Illustration: Lazaro Gamio/Axios
Self-driving technology is hard — so hard that even the industry front-runner is showing its cards to try to get more brainpower on the problem.
Driving the news: Waymo announced Wednesday it's sharing what is believed to be one of the largest troves of self-driving vehicle data ever released in the hope of accelerating the development of automated vehicle technology.
- "The more smart brains you can get working on the problem, whether inside or outside the company, the better," says Waymo principal scientist Drago Anguelov.
Why it matters: Data is a critical ingredient for machine learning, which is why until recently, companies developing automated driving systems viewed their testing data as a closely guarded asset.
- But there's now a growing consensus that sharing that information publicly could help get self-driving cars on the road faster.
What's happening: The idea is to eliminate what has been a major roadblock for academia — a lack of relevant research data.
- Aptiv, Argo and Lyft have released maps and images collected via cameras and lidar sensors.
- Now, even Waymo — the market leader, with more than 10 million autonomous test miles — is opening up its digital vault.
Context: On any given day, an AV can collect more than 4 terabytes of raw sensor data, but not all of that is useful, Navigant Research analyst Sam Abuelsamid writes in Forbes.
- During testing, a safety driver typically oversees the vehicle's operation, while an engineer with a laptop in the passenger seat makes a notation of interesting encounters or challenging scenarios.
- At the end of the day, all the sensor data from the vehicle is downloaded. The "good stuff," as Abuelsamid calls it — encounters with pedestrians, cyclists, animals, traffic signals and more — is analyzed and labeled.
- It's a labor-intensive process, as the New York Times described in a story this week.
- Humans — lots and lots of humans, NYT notes — must label and annotate all the data by hand so the AI system can understand what it's “seeing" before it can begin learning.
- People pore over images of street scenes, drawing digital boxes around and adding labels to things that are important to know, like: This is a pedestrian, a stroller, a double yellow line.

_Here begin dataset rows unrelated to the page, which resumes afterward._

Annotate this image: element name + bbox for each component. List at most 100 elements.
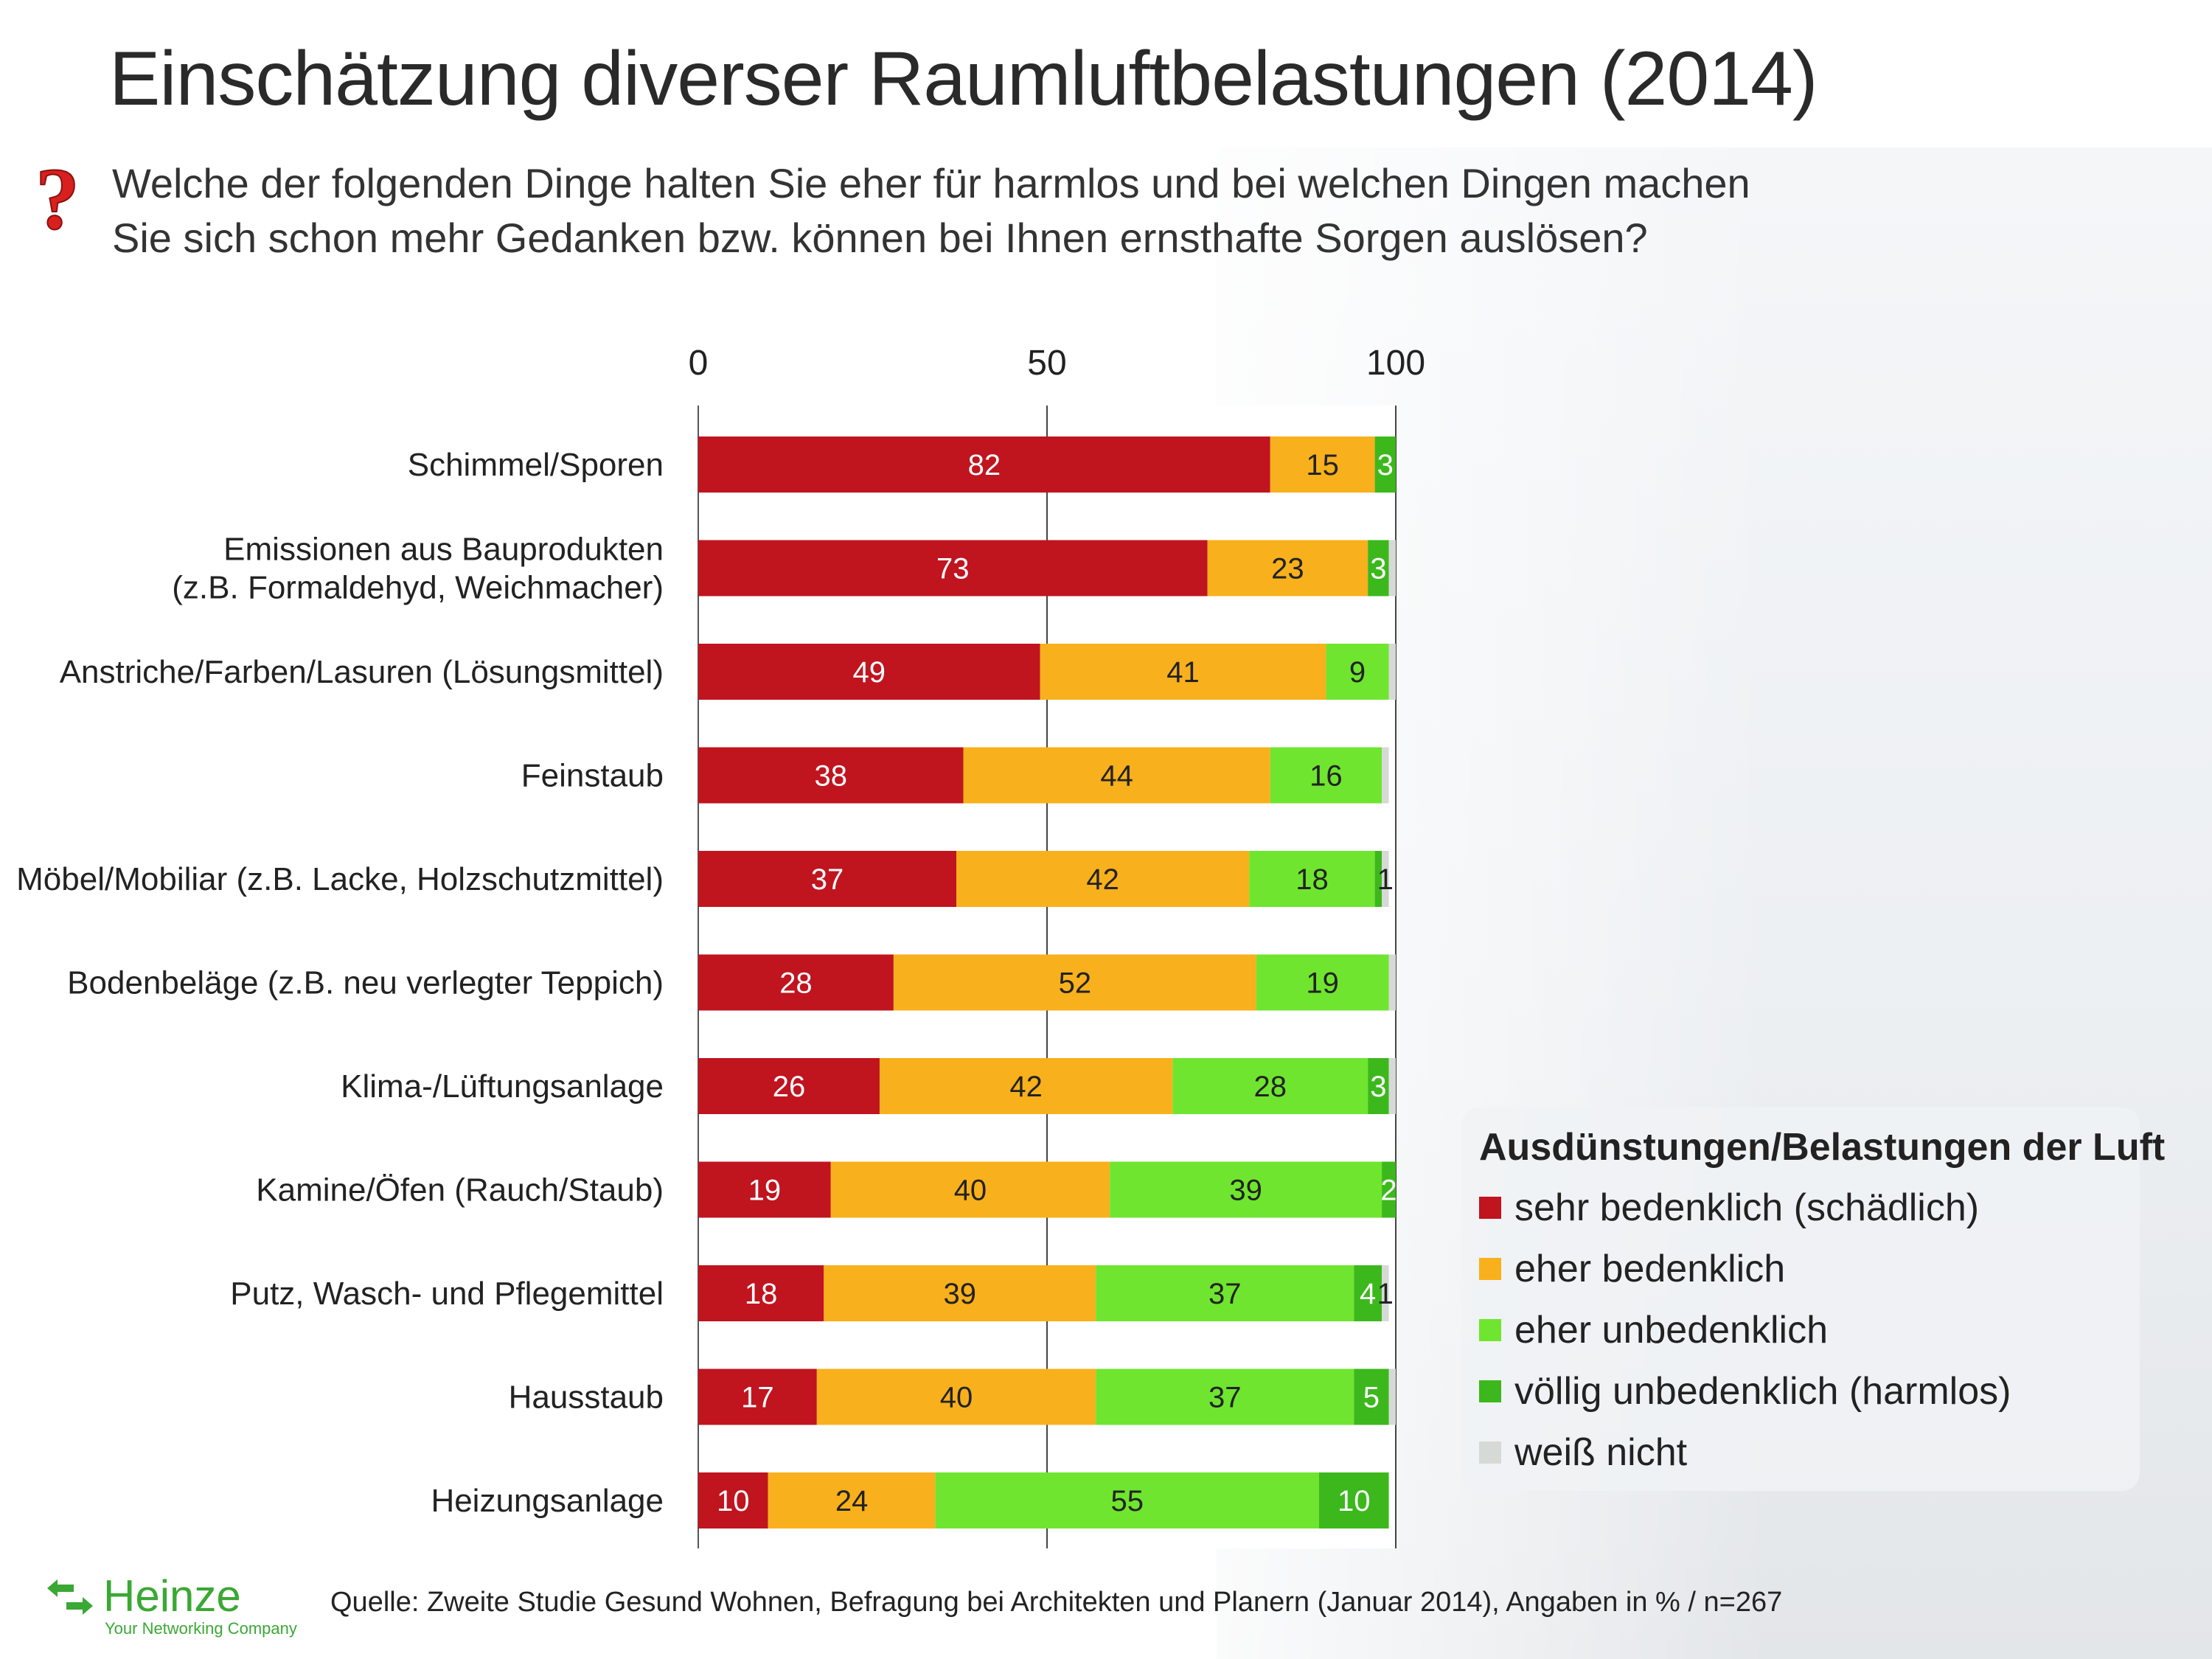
data-label: 18 xyxy=(1295,863,1329,896)
data-label: 19 xyxy=(748,1175,782,1207)
bar-segment xyxy=(1354,1265,1382,1321)
data-label: 40 xyxy=(940,1382,973,1414)
data-label: 17 xyxy=(741,1382,774,1414)
legend-label: sehr bedenklich (schädlich) xyxy=(1514,1186,1980,1229)
data-label: 28 xyxy=(1253,1071,1287,1103)
legend-swatch xyxy=(1479,1380,1501,1402)
bar-segment xyxy=(698,644,1040,700)
bar-segment xyxy=(1040,644,1326,700)
bar-segment xyxy=(1207,540,1368,597)
legend-swatch xyxy=(1479,1441,1501,1464)
bar-segment xyxy=(1374,437,1396,493)
bar-segment xyxy=(1110,1161,1382,1218)
bar-segment xyxy=(830,1161,1110,1218)
bar-segment xyxy=(698,437,1270,493)
bar-segment xyxy=(1354,1368,1389,1425)
bar-segment xyxy=(1388,1368,1396,1425)
question-line-1: Welche der folgenden Dinge halten Sie eh… xyxy=(112,160,1750,206)
data-label: 39 xyxy=(944,1278,977,1310)
bar-segment xyxy=(698,747,964,804)
data-label: 41 xyxy=(1166,656,1200,689)
category-label: (z.B. Formaldehyd, Weichmacher) xyxy=(172,570,664,606)
heinze-logo[interactable]: Heinze Your Networking Company xyxy=(44,1571,310,1644)
bar-segment xyxy=(879,1058,1173,1114)
data-label: 42 xyxy=(1009,1071,1043,1103)
legend-item-voellig-unbedenklich: völlig unbedenklich (harmlos) xyxy=(1479,1360,2140,1422)
data-label: 9 xyxy=(1349,656,1366,689)
category-label: Feinstaub xyxy=(521,758,664,794)
category-label: Anstriche/Farben/Lasuren (Lösungsmittel) xyxy=(60,654,664,690)
data-label: 37 xyxy=(1208,1278,1242,1310)
category-label: Schimmel/Sporen xyxy=(408,447,664,483)
bar-segment xyxy=(1326,644,1389,700)
legend-label: völlig unbedenklich (harmlos) xyxy=(1514,1369,2011,1413)
category-label: Kamine/Öfen (Rauch/Staub) xyxy=(256,1172,664,1208)
x-tick-label: 50 xyxy=(1027,344,1066,383)
page-title: Einschätzung diverser Raumluftbelastunge… xyxy=(109,36,1818,122)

Between the lines: The data that Waymo is releasing is particularly rich, collected from 1,000 driving scenes in 25 cities including Phoenix, San Francisco, Mountain View and Kirkland, Washington. Even so, it still amounts to just 5.5 hours of driving time.
- Each segment captures 20 seconds of continuous driving in 360-degree footage captured from 5 lidar and 5 camera sensors, giving researchers the opportunity to develop algorithms to track and predict the behavior of other road users.
- Each of the scenes has been painstakingly labeled — 13 million labels in all.
The intrigue: Waymo's move shows how high the stakes have grown, says Gartner analyst Mike Ramsey.
- "I don’t think they are worried about anyone catching them. They’re probably more worried about whether they can make this work, or if anyone can. Is this even doable after 10 years of working on this?"